26 Haziran 2011 Pazar

all work no play makes jack a dull boy

Bu da beynimin kendi dilinde düşünemediği zamanlardan:-)
 2007

Two lives, two jobs, too much stress, too much excitement, too many people who are in my life but not IN my life, too many books that I haven't read, too much music that I have not listened to yet, too many countries that I have not visited, too many people that I have not met, too many friends that I cannot keep in touch with, too much work, tonight, tomorrow...

şizofren yazılar

Bugün eskileri karıştırdım. Bir zamanlar yazdığım yazıları buldum. Böyle yazılar yazmış olduğuma şaşırdım. Okuduğum yazıların sahibi, hâlâ içimde yaşıyor mu diye düşündüm. Sen de oku, sen de düşün! "Sen, ben, değirmenlere karşı... Bile bile birer yitik savaşçı, akarız dereler gibi denizlere. Belki de en güzeli böyle."
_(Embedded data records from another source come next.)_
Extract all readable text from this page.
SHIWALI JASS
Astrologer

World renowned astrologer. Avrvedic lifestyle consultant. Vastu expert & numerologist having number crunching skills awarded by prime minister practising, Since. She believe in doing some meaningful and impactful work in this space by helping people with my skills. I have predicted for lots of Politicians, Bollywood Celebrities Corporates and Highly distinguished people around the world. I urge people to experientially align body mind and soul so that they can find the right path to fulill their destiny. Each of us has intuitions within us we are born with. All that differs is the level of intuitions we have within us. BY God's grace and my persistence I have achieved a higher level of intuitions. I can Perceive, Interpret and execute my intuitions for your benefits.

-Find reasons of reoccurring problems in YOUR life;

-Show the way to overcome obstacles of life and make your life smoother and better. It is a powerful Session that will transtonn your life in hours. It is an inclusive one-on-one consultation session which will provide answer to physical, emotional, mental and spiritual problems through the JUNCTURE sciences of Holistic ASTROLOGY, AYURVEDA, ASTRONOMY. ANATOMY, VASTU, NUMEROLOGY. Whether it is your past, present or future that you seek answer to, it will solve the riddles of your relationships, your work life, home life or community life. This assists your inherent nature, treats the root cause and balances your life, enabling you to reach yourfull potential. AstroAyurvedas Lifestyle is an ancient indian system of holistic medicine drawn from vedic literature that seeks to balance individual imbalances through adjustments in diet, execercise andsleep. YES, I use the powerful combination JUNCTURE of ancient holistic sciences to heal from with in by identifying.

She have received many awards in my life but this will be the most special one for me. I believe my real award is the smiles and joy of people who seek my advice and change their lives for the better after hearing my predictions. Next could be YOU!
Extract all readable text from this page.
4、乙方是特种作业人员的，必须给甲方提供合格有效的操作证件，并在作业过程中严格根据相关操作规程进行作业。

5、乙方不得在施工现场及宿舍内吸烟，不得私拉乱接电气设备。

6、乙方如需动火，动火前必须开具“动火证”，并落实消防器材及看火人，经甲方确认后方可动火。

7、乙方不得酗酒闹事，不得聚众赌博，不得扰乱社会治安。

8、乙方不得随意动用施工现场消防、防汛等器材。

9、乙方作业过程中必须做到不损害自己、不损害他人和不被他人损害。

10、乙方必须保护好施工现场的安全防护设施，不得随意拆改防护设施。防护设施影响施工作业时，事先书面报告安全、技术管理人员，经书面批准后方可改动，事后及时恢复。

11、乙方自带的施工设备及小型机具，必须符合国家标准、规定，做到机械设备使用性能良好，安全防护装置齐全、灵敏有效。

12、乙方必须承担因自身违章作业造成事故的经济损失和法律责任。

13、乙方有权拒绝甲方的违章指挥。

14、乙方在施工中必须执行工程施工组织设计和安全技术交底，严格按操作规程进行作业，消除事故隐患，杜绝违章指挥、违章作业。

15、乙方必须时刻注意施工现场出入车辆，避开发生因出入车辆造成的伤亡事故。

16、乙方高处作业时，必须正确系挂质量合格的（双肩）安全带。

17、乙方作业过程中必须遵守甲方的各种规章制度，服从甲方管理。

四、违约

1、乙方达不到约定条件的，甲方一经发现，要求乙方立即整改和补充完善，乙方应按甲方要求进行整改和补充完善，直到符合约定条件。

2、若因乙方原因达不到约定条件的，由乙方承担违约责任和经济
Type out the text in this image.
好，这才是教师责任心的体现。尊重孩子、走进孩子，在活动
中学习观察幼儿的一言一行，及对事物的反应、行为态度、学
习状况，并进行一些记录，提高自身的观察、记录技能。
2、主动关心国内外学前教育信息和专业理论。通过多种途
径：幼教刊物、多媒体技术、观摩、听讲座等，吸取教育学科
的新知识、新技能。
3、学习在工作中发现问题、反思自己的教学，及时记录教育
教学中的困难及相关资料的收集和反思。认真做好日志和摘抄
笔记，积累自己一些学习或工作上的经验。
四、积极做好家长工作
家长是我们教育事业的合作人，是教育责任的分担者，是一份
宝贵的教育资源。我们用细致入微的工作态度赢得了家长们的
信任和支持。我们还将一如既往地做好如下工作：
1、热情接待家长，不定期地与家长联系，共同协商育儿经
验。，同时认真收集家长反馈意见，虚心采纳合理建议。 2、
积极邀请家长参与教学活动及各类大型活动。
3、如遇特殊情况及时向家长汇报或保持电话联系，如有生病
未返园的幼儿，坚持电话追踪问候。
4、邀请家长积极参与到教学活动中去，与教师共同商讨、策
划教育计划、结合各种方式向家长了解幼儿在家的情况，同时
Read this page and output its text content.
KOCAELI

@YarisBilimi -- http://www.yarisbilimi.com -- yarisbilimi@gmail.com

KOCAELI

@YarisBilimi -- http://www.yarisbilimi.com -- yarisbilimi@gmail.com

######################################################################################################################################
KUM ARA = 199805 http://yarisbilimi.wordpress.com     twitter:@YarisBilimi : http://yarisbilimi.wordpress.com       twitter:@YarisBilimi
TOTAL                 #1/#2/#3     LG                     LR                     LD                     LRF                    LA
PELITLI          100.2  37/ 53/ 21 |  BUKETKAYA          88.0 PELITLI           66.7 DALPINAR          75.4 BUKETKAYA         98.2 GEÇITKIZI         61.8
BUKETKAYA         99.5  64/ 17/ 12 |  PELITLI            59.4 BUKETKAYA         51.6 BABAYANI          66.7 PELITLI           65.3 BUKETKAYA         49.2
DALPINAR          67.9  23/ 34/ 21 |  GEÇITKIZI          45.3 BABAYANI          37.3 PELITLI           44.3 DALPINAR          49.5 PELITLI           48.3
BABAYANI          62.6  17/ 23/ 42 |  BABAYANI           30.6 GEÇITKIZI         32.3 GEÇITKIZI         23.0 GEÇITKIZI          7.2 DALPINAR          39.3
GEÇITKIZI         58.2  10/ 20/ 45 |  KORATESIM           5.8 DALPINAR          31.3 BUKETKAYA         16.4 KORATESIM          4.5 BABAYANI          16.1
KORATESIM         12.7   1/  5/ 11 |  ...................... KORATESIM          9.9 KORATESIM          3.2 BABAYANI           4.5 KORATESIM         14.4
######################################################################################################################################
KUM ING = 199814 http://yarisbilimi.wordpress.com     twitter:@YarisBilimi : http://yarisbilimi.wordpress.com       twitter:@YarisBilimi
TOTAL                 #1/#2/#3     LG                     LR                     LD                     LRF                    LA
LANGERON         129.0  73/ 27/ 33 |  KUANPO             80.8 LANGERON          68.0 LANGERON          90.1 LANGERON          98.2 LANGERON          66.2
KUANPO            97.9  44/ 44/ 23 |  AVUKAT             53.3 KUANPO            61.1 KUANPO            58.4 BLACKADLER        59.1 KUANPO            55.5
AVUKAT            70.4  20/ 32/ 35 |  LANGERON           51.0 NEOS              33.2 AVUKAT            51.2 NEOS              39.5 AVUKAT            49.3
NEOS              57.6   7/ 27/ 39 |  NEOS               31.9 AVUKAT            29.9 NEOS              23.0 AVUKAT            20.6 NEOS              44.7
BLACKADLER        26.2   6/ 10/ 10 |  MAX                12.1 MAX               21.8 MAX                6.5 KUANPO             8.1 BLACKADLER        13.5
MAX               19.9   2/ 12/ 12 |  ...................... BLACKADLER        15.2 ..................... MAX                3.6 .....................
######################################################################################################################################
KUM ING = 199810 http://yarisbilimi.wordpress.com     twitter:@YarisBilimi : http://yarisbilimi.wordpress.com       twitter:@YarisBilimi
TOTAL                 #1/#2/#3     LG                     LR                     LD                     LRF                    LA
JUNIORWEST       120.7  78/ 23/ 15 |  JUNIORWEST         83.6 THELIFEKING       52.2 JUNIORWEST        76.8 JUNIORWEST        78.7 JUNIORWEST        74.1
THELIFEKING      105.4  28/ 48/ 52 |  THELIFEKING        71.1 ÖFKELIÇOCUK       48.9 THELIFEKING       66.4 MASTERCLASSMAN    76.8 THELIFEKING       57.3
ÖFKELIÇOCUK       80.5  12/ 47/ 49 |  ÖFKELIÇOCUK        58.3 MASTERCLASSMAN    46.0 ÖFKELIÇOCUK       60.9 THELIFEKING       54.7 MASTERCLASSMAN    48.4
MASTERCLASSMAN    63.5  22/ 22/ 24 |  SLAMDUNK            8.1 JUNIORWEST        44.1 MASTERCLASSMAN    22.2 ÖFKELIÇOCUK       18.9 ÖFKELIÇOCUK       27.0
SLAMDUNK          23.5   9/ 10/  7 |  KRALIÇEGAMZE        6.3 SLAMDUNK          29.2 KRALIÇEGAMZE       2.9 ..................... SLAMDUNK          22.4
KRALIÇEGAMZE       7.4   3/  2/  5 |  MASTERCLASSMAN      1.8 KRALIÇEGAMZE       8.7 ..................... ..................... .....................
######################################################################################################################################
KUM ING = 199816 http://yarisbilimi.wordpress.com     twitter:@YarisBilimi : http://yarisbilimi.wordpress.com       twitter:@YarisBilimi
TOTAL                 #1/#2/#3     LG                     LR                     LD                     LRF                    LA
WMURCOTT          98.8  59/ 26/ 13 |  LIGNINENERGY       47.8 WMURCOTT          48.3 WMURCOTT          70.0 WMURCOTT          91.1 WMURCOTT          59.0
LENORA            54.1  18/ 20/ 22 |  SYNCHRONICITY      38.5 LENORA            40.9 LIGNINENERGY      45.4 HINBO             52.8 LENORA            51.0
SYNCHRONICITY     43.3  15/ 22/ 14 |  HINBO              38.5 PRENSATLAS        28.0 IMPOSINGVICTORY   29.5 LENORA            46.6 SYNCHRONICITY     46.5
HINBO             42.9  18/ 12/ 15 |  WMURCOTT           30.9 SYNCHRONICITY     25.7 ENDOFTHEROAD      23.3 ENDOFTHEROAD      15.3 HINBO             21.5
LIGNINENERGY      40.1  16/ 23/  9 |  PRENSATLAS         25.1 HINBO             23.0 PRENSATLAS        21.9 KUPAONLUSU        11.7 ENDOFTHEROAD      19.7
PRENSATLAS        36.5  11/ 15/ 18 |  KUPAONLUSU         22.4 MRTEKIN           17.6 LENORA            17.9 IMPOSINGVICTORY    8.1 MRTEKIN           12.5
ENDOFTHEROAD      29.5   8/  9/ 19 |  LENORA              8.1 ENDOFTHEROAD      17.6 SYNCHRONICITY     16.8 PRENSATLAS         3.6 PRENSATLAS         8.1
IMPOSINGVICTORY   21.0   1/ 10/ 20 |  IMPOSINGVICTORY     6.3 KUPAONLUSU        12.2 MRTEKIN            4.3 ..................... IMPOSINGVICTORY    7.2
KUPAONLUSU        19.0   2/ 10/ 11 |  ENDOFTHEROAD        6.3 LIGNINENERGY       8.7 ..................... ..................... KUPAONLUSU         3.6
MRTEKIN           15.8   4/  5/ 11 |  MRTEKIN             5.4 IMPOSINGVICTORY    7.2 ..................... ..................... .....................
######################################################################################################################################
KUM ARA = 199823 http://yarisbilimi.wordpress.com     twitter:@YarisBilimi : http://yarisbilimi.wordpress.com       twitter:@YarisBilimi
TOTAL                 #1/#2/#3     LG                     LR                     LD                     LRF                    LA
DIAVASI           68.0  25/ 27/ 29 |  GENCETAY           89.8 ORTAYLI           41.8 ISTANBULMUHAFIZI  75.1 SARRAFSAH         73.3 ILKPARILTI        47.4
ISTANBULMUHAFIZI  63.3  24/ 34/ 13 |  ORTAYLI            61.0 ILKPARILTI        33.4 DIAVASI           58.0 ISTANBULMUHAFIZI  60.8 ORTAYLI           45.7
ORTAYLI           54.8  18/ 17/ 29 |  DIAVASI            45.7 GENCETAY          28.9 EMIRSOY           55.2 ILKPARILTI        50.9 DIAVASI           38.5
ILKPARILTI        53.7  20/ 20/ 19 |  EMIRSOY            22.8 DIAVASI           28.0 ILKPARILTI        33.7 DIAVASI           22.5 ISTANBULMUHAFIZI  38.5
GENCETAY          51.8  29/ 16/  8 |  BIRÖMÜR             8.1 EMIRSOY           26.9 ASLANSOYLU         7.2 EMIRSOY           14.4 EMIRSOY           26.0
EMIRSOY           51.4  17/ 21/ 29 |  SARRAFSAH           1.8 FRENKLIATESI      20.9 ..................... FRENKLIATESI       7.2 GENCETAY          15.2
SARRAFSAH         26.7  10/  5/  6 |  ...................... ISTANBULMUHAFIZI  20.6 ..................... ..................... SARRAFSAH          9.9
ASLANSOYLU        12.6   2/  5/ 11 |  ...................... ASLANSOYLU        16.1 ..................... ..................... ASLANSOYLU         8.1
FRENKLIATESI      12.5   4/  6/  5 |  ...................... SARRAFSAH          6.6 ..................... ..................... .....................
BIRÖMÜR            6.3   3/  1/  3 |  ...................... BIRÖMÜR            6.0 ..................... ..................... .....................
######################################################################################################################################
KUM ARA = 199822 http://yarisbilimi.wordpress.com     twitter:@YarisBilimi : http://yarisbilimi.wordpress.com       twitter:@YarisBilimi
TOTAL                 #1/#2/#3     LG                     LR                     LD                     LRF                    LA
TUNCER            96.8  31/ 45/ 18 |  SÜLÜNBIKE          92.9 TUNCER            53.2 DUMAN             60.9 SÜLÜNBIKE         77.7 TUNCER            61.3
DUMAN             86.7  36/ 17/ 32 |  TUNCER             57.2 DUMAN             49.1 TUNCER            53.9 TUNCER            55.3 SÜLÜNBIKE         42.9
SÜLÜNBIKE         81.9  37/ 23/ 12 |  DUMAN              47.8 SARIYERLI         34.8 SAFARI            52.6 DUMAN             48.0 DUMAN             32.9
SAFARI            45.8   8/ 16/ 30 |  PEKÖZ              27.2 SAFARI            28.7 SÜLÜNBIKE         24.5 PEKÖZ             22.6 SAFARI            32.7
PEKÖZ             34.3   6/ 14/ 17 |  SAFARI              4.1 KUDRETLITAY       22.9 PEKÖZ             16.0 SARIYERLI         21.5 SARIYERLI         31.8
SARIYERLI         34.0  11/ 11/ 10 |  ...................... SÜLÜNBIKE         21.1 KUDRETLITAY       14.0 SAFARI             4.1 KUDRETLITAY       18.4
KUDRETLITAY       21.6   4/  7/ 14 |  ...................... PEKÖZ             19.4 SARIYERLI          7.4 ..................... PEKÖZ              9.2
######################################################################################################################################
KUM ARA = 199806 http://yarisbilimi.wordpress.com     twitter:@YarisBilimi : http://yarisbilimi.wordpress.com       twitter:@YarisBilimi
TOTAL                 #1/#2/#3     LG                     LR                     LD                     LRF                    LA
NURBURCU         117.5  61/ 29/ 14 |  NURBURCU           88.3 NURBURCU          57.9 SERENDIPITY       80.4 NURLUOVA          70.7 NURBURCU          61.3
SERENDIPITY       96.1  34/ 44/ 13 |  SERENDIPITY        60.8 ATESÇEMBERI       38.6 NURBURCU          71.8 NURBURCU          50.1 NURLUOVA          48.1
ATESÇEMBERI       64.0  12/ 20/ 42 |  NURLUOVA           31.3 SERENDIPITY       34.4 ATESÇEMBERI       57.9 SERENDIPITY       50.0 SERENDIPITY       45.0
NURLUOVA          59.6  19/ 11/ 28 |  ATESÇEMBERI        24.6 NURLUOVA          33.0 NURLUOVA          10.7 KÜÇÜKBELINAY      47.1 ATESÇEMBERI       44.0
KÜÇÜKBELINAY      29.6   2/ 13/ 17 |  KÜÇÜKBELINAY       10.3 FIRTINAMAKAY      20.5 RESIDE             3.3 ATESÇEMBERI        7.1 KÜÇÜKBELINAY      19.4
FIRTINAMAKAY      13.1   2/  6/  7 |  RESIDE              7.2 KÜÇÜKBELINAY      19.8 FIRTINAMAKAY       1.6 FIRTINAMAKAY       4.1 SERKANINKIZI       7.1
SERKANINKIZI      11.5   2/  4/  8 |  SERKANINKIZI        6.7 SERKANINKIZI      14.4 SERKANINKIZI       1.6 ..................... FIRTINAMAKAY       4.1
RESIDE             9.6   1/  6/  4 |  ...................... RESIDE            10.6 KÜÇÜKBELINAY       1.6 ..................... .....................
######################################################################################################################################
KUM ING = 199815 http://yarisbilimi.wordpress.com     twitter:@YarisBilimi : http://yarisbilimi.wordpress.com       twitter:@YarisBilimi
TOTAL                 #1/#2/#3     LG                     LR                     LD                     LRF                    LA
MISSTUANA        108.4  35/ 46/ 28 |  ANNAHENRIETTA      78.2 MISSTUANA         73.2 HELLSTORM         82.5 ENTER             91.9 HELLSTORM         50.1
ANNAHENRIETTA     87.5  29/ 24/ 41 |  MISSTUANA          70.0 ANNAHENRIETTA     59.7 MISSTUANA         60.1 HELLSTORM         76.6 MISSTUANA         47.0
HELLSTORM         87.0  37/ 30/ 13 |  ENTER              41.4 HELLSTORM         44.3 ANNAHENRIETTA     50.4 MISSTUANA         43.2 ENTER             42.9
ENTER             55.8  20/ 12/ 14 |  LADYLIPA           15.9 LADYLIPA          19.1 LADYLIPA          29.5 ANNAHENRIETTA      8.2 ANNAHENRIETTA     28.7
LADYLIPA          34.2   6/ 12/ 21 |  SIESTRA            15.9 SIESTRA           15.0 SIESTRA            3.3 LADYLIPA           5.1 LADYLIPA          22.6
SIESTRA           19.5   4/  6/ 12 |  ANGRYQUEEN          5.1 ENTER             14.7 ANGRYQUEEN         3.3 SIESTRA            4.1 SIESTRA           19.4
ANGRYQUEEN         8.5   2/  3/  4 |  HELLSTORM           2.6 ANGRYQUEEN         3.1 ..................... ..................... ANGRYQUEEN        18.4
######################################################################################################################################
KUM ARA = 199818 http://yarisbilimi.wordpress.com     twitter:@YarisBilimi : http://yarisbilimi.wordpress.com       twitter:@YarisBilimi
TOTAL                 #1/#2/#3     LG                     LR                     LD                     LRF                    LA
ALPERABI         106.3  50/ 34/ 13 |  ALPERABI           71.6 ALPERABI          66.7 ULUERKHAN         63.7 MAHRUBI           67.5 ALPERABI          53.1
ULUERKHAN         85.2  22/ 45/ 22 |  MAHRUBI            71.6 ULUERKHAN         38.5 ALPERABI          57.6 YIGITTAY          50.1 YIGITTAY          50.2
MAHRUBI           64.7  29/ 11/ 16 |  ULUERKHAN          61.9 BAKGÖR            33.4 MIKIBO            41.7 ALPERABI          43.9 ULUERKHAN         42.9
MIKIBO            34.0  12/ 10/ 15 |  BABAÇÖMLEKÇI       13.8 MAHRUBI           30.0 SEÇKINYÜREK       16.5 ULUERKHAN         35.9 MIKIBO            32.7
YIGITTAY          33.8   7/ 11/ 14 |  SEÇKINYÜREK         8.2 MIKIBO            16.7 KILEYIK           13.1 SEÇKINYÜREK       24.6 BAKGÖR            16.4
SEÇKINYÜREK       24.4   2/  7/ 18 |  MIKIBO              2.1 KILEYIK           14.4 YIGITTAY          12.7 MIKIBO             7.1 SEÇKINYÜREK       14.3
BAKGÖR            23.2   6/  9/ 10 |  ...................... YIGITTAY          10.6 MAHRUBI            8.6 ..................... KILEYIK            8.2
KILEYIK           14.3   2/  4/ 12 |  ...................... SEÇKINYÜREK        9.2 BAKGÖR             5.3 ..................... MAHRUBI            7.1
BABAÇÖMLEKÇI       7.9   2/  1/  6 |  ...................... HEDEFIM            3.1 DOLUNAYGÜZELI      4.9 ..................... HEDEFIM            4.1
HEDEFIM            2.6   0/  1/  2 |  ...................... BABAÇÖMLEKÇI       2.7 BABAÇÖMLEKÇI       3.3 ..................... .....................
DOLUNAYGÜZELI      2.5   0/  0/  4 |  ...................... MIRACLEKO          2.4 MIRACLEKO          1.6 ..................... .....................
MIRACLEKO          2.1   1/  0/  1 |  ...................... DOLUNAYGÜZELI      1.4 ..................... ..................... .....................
22 Nisan 2003 Salı, Manchester

Belki de sen, ben, değirmenlere karşı... Koşuyordum, değirmenlere doğru, elimde süpürge sapından kılıcım, başımda berber tasından miğferim koşuyordum. Atını kaybetmiş bir şövalyeydim. Değirmenlere doğru yol aldığımı anladığım an geriye dönüp "Bunlar yeldeğirmeni!" dedim. Ardımda koskoca bir sessizlik vardı. Anlaşılan yalnızca atını ve aklını kaybetmiş bir şövalye değildim; ben, bir şövalye bile değildim ki...

Aklımı bulmuştum ya, sesime ses veren kimsem yoktu. Devasa değirmenlere ve uçsuz bucaksız ormana baktım ve ağlamaya başladım. Ağlıyordum, gözyaşlarım denize ulaşır belki diye. Dereler gibi denizlere akacağım zaman yanımda olmasını beklediğim ses yoktu. Koskoca bir göl oldu gözyaşlarım, az kalsın boğuluyordum. Ağlamayı kestim, anlamıştım, biri hikâyemi Alice'inkiyle karıştırmış olmalıydı. 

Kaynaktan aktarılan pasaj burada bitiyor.